When you’re feeling sick, you call your doctor for an appointment and explain what’s going on. Then when your doctor enters, they ask you questions. You answer. And they come up with a plan to make you feel better.
But what if you can’t even tell your doctor what’s wrong? Or even understand the questions you’re being asked. The entire thing becomes a game of hand gestures and misunderstandings. Here at Family First Health, we have a lot of Spanish-speaking staff, but what about the other languages? We use a system where we can call and get a translator on the phone, but then you’re exchanging the phone between patient and translator to doctor, back to patient, back to translator. It can be confusing and it can take up a lot of time – in fact we used on average, more than 2,500 minutes. Plus it’s impersonal.
Our Chief Information Technology Officer Eric Rios reached out to our friends at Welsh Mountain who were using a system called Stratus Video. It’s a video interpretation system and looks like an iPad mounted on top of a stand. Instead of handing the phone off to all of the parties involved where not everyone can hear what’s going on, Stratus works like this …

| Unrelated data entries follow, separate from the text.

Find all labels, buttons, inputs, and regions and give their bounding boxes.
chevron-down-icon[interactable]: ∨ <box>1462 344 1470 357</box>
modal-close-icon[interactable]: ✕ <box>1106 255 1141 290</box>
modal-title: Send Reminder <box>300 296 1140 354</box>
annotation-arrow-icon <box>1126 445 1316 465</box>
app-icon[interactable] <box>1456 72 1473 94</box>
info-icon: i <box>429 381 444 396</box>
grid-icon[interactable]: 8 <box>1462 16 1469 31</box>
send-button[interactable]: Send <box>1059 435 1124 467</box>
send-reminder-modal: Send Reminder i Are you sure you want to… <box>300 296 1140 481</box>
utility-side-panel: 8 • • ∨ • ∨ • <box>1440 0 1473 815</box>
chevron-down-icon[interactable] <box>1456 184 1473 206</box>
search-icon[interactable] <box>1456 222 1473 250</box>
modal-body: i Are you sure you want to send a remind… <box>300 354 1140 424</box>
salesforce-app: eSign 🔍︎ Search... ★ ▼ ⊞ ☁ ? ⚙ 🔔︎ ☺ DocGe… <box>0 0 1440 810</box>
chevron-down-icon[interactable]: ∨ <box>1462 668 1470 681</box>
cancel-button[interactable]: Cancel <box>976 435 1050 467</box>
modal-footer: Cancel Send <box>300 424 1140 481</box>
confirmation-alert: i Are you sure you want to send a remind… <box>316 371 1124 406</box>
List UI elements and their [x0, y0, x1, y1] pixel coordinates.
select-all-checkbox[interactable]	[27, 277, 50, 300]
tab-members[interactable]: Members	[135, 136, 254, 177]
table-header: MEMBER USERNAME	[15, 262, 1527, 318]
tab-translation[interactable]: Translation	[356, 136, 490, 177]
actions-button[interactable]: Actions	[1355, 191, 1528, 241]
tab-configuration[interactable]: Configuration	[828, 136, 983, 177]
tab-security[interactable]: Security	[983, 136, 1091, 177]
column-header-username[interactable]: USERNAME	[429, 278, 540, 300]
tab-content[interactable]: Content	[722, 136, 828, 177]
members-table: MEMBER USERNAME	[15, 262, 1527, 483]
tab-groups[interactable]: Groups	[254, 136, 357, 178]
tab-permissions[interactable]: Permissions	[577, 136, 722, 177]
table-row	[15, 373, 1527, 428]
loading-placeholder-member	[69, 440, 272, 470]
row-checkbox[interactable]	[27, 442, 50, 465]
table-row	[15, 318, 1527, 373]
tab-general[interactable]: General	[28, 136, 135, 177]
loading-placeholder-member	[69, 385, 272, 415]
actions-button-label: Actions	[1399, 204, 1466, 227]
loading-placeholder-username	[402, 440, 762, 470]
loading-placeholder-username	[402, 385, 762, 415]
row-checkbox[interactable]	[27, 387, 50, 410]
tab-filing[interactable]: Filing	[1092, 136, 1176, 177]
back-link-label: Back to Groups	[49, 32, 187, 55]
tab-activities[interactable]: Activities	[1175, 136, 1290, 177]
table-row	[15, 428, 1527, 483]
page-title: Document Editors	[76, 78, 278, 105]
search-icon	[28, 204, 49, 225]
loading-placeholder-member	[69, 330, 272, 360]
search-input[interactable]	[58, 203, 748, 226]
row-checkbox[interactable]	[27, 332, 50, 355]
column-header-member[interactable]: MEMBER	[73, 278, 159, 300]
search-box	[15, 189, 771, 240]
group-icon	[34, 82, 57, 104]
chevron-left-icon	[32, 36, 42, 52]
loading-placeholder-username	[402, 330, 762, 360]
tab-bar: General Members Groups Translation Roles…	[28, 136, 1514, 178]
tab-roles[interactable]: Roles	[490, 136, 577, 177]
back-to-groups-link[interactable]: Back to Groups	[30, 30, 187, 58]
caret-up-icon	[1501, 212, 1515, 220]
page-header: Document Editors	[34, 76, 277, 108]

A patient comes in and uses sign language. So we bring in the Stratus, click the button for American Sign Language, and up pops a real person on the screen. That person then signs to the patient and translates as everyone watches the screen and participates in the conversation. It definitely cuts down on the back and forth, plus it’s a real person you can see.
Family First Health has four machines at our sites now for a 60 day trial. The machine itself is free, and we pay for the minutes we use. So there’s also a cost-saving benefit there as well.
But at the end of the day, it’s about the patient and his or her relationship with Family First Health staff as they work toward better health. The goal, Rios said, is always to “give customers a better overall experience.”